Bock was given a two-year probationary sentence in October 1931, conditional on her residence at a Salvation Army home supervised by Annie Gordon. There are no records of her time there and it is not known where or how she spent the final years of her life. Bock died in Auckland on 29 August 1943 and was buried in an unmarked grave in Pukekohe Public Cemetery.

==Legacy==
Some modern commentators have suggested that Bock may have been an early feminist, or that the "Percy Redwood" masquerade indicated that she was attracted to women. In support of the latter theory, there is evidence that she often gave the proceeds of her frauds to servant girls or female friends. On the other hand, Agnes Ottway quickly had the marriage annulled when she found out her "husband's" actual gender, and there is no other evidence of Bock having romantic relationships with women. It is unclear what Bock's long-term plan was, but historians think it was unlikely that she was planning to remain with Ottaway; she may have been planning to abscond shortly after the wedding with jewellery and other items obtained on credit. Any potential homosexual connotations were largely ignored by newspapers at the time; the media instead treated the idea of a marriage between two women as absurd or humorous.

Fiona Farrell wrote a play in 1982 about Bock called In Confidence: Dialogues with Amy Bock. It was written for the Women's Studies Association conference that year, and premiered at the BATS Theatre in Wellington. In 1997 New Zealand playwright Julie McKee, then a recent drama school graduate, wrote a play called The Adventures of Amy Bock, which was professionally staged at Yale Repertory Theatre. A review for Variety was critical of the play, saying McKee "does not make Bock's adventures as involving as they could be".

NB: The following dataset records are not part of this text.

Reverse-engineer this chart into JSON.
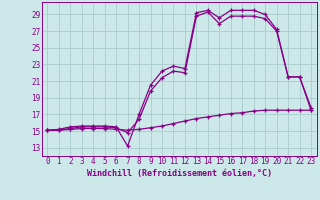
{
  "bg_color": "#cce8e8",
  "grid_color": "#aacccc",
  "line_color": "#880088",
  "axis_color": "#880088",
  "xlabel": "Windchill (Refroidissement éolien,°C)",
  "ylabel_ticks": [
    13,
    15,
    17,
    19,
    21,
    23,
    25,
    27,
    29
  ],
  "xlabel_ticks": [
    0,
    1,
    2,
    3,
    4,
    5,
    6,
    7,
    8,
    9,
    10,
    11,
    12,
    13,
    14,
    15,
    16,
    17,
    18,
    19,
    20,
    21,
    22,
    23
  ],
  "xlim": [
    -0.5,
    23.5
  ],
  "ylim": [
    12.0,
    30.5
  ],
  "line1_x": [
    0,
    1,
    2,
    3,
    4,
    5,
    6,
    7,
    8,
    9,
    10,
    11,
    12,
    13,
    14,
    15,
    16,
    17,
    18,
    19,
    20,
    21,
    22,
    23
  ],
  "line1_y": [
    15.1,
    15.2,
    15.5,
    15.6,
    15.6,
    15.6,
    15.5,
    13.2,
    17.0,
    20.5,
    22.2,
    22.8,
    22.5,
    29.2,
    29.5,
    28.6,
    29.5,
    29.5,
    29.5,
    29.0,
    27.2,
    21.5,
    21.5,
    17.8
  ],
  "line2_x": [
    0,
    1,
    2,
    3,
    4,
    5,
    6,
    7,
    8,
    9,
    10,
    11,
    12,
    13,
    14,
    15,
    16,
    17,
    18,
    19,
    20,
    21,
    22,
    23
  ],
  "line2_y": [
    15.1,
    15.1,
    15.3,
    15.5,
    15.5,
    15.5,
    15.4,
    14.8,
    16.4,
    19.8,
    21.4,
    22.2,
    22.0,
    28.8,
    29.3,
    27.9,
    28.8,
    28.8,
    28.8,
    28.5,
    27.0,
    21.5,
    21.5,
    17.5
  ],
  "line3_x": [
    0,
    1,
    2,
    3,
    4,
    5,
    6,
    7,
    8,
    9,
    10,
    11,
    12,
    13,
    14,
    15,
    16,
    17,
    18,
    19,
    20,
    21,
    22,
    23
  ],
  "line3_y": [
    15.1,
    15.1,
    15.2,
    15.3,
    15.3,
    15.3,
    15.2,
    15.1,
    15.2,
    15.4,
    15.6,
    15.9,
    16.2,
    16.5,
    16.7,
    16.9,
    17.1,
    17.2,
    17.4,
    17.5,
    17.5,
    17.5,
    17.5,
    17.5
  ],
  "marker": "+",
  "markersize": 3.5,
  "linewidth": 0.9,
  "tick_fontsize": 5.5,
  "xlabel_fontsize": 6.0
}
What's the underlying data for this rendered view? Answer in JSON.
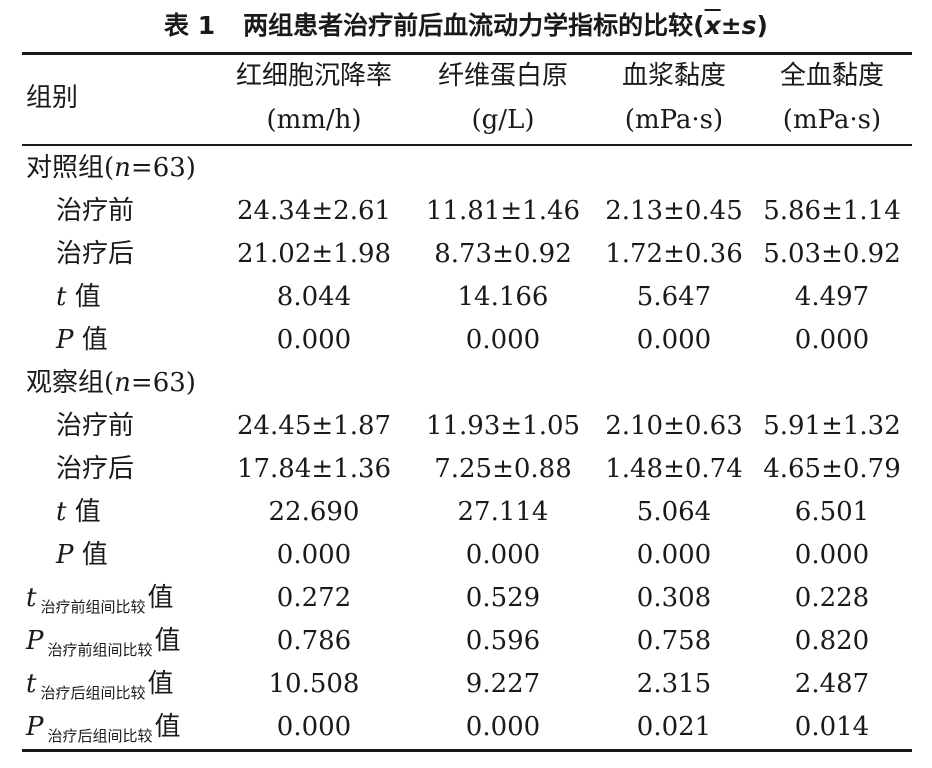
{
  "title": {
    "number": "表 1",
    "text": "两组患者治疗前后血流动力学指标的比较(",
    "mean": "x",
    "pm": "±",
    "sd": "s",
    "close": ")"
  },
  "header": {
    "group_label": "组别",
    "columns": [
      {
        "name": "红细胞沉降率",
        "unit": "(mm/h)"
      },
      {
        "name": "纤维蛋白原",
        "unit": "(g/L)"
      },
      {
        "name": "血浆黏度",
        "unit": "(mPa·s)"
      },
      {
        "name": "全血黏度",
        "unit": "(mPa·s)"
      }
    ]
  },
  "groups": [
    {
      "label": "对照组(",
      "n_var": "n",
      "n_val": "=63)",
      "rows": [
        {
          "label": "治疗前",
          "values": [
            "24.34±2.61",
            "11.81±1.46",
            "2.13±0.45",
            "5.86±1.14"
          ]
        },
        {
          "label": "治疗后",
          "values": [
            "21.02±1.98",
            "8.73±0.92",
            "1.72±0.36",
            "5.03±0.92"
          ]
        },
        {
          "stat": "t",
          "suffix": "值",
          "values": [
            "8.044",
            "14.166",
            "5.647",
            "4.497"
          ]
        },
        {
          "stat": "P",
          "suffix": "值",
          "values": [
            "0.000",
            "0.000",
            "0.000",
            "0.000"
          ]
        }
      ]
    },
    {
      "label": "观察组(",
      "n_var": "n",
      "n_val": "=63)",
      "rows": [
        {
          "label": "治疗前",
          "values": [
            "24.45±1.87",
            "11.93±1.05",
            "2.10±0.63",
            "5.91±1.32"
          ]
        },
        {
          "label": "治疗后",
          "values": [
            "17.84±1.36",
            "7.25±0.88",
            "1.48±0.74",
            "4.65±0.79"
          ]
        },
        {
          "stat": "t",
          "suffix": "值",
          "values": [
            "22.690",
            "27.114",
            "5.064",
            "6.501"
          ]
        },
        {
          "stat": "P",
          "suffix": "值",
          "values": [
            "0.000",
            "0.000",
            "0.000",
            "0.000"
          ]
        }
      ]
    }
  ],
  "comparisons": [
    {
      "stat": "t",
      "sub": "治疗前组间比较",
      "suffix": "值",
      "values": [
        "0.272",
        "0.529",
        "0.308",
        "0.228"
      ]
    },
    {
      "stat": "P",
      "sub": "治疗前组间比较",
      "suffix": "值",
      "values": [
        "0.786",
        "0.596",
        "0.758",
        "0.820"
      ]
    },
    {
      "stat": "t",
      "sub": "治疗后组间比较",
      "suffix": "值",
      "values": [
        "10.508",
        "9.227",
        "2.315",
        "2.487"
      ]
    },
    {
      "stat": "P",
      "sub": "治疗后组间比较",
      "suffix": "值",
      "values": [
        "0.000",
        "0.000",
        "0.021",
        "0.014"
      ]
    }
  ]
}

In October 1985, BBC Radio 4 broadcast an hourlong Afternoon Play by Bruce Stewart about Bock titled 'A Bloke Like Amy'.

In 2009, to mark the centenary of the Redwood-Ottaway marriage, South Otago Museum organised various events including a re-enactment of the wedding with the audience encouraged to wear period costume, an afternoon tea and a brass band concert. More than 300 people attended the re-enactment. Her great-niece, textile artist Lynne Johnson, and New Zealand artist Fiona Clark also hosted a multimedia art exhibition with works relating to Bock and her life at the South Otago Creative Arts Centre. Clark's grandfather had met Bock while she was living in Mokau, and Clark has said that she has been fascinated by Bock's story since she was 14.

In 2010, historian Jenny Coleman published a comprehensive biography of Bock.